Regards européens sur la guerre en Ukraine, deux ans après : principaux enseignements

Plus de deux ans après le début du conflit en Ukraine, et alors qu’approchent les élections européennes, Antoine Bristielle, docteur en science politique et directeur de l’Observatoire de l’opinion de la Fondation Jean-Jaurès, analyse l’évolution de l’opinion en France, en Allemagne et au Royaume-Uni à partir des résultats d’une enquête menée par l’Ifop.

À quelques semaines des élections européennes, la guerre en Ukraine n’est pas l’élément central de la campagne. Si Raphaël Glucksmann, candidat du Parti socialiste et de Place publique, a essayé de faire entendre sa voix sur ce sujet, la question ukrainienne ne sera néanmoins pas l’élément déterminant pour les électeurs français au moment de poser leur bulletin dans l’isoloir. Interrogés sur le sujet dont ils tiendront le plus compte au moment de faire leur choix de vote, 22% des Français citaient le pouvoir d’achat et 16% l’immigration. La guerre en Ukraine arrivait ainsi en queue de classement, seulement citée par 4,2% des répondants, selon la vague 4 de l’Enquête électorale française.

Dans cette note, nous explorons l’évolution de la perception des citoyens de trois pays européens, la France, l’Allemagne et le Royaume-Uni, vis-à-vis des enjeux liés à la guerre en Ukraine, grâce à la septième vague d’une enquête de l’Ifop pour la Fondation Jean-Jaurès initiée il y a maintenant deux ans.

Le soutien à l’Ukraine et à la Russie

Force est tout d’abord de constater que depuis deux ans, le soutien à l’Ukraine s’est largement effrité, que ce soit en France ou en Allemagne (graphique 1).

Graphique 1. Évolution des opinions positives concernant l’Ukraine et la Russie, en France et en Allemagne

En France en effet, en mars 2022, 82% des répondants déclaraient avoir une bonne opinion de l’Ukraine, c’est vingt points de plus que le score constaté aujourd’hui (62%). Cette évolution est quasiment identique à celle constatée outre-Rhin, où le soutien à l’Ukraine est passé de 86% à 63% sur la même période. À noter néanmoins qu’en France, le soutien à l’Ukraine progresse de quatre points depuis notre dernière vague d’enquête en février dernier, une évolution certes à la hausse, mais qui ne parvient néanmoins pas à masquer cette dégradation de l’opinion vis-à-vis de l’Ukraine sur la longue période.

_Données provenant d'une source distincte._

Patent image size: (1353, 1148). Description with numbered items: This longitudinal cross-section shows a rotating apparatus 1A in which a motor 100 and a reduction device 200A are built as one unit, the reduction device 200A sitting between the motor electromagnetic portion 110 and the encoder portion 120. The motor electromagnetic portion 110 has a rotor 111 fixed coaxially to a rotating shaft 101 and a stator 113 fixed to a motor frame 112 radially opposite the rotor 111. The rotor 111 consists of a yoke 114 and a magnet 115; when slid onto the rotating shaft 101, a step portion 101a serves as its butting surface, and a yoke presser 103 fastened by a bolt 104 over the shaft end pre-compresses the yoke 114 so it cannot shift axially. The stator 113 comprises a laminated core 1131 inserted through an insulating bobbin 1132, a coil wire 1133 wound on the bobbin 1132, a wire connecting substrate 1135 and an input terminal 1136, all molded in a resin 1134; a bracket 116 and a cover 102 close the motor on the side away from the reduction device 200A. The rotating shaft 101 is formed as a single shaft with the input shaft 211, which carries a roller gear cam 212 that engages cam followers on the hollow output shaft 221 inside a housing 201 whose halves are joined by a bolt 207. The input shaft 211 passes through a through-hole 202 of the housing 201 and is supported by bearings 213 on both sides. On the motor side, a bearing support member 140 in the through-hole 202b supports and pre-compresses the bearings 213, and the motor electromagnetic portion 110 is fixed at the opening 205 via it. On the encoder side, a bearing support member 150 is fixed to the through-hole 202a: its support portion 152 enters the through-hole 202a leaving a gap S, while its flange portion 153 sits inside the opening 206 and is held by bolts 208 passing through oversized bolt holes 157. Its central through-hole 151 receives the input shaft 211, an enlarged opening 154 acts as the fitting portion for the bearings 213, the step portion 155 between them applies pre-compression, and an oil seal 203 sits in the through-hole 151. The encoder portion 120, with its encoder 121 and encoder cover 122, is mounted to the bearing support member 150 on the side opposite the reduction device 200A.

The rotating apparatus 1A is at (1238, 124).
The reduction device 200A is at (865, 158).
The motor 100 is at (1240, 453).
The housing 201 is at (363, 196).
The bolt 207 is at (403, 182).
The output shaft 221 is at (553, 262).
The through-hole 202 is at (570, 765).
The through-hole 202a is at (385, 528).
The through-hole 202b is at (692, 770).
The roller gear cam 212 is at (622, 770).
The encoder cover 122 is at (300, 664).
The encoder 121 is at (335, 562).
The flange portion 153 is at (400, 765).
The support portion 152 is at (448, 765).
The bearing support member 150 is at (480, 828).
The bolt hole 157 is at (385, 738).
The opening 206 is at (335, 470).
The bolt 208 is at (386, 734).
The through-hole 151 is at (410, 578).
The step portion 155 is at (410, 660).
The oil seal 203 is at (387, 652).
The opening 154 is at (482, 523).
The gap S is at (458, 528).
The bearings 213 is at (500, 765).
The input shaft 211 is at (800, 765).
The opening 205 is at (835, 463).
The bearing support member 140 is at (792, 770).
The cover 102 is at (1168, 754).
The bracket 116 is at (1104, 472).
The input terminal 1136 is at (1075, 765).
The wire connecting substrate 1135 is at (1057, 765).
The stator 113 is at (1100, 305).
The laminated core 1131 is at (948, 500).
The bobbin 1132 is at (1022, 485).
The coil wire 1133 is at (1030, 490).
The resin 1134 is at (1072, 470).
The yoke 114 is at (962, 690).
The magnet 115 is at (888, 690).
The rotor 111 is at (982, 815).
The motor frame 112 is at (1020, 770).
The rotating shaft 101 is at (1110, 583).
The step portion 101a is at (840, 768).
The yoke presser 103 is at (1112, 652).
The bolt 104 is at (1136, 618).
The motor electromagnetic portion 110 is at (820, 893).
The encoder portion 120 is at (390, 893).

Par ailleurs, notons également qu’en France comme en Allemagne, les bonnes opinions vis-à-vis de la Russie sont toujours extrêmement faibles, atteignant seulement 14% en France et 18% en Allemagne.

Plus surprenant encore, la dynamique de soutien à l’Ukraine en France et en Allemagne est totalement différente de celle visible au Royaume-Uni (graphique 2).

Graphique 2. Évolution des opinions positives concernant l’Ukraine et la Russie, au Royaume-Uni

Comme on le constate en effet sur le graphique 2, les niveaux de soutien à l’Ukraine restent extrêmement élevés au Royaume-Uni : à l’heure actuelle, 80% des Britanniques ont une vision positive de l’Ukraine.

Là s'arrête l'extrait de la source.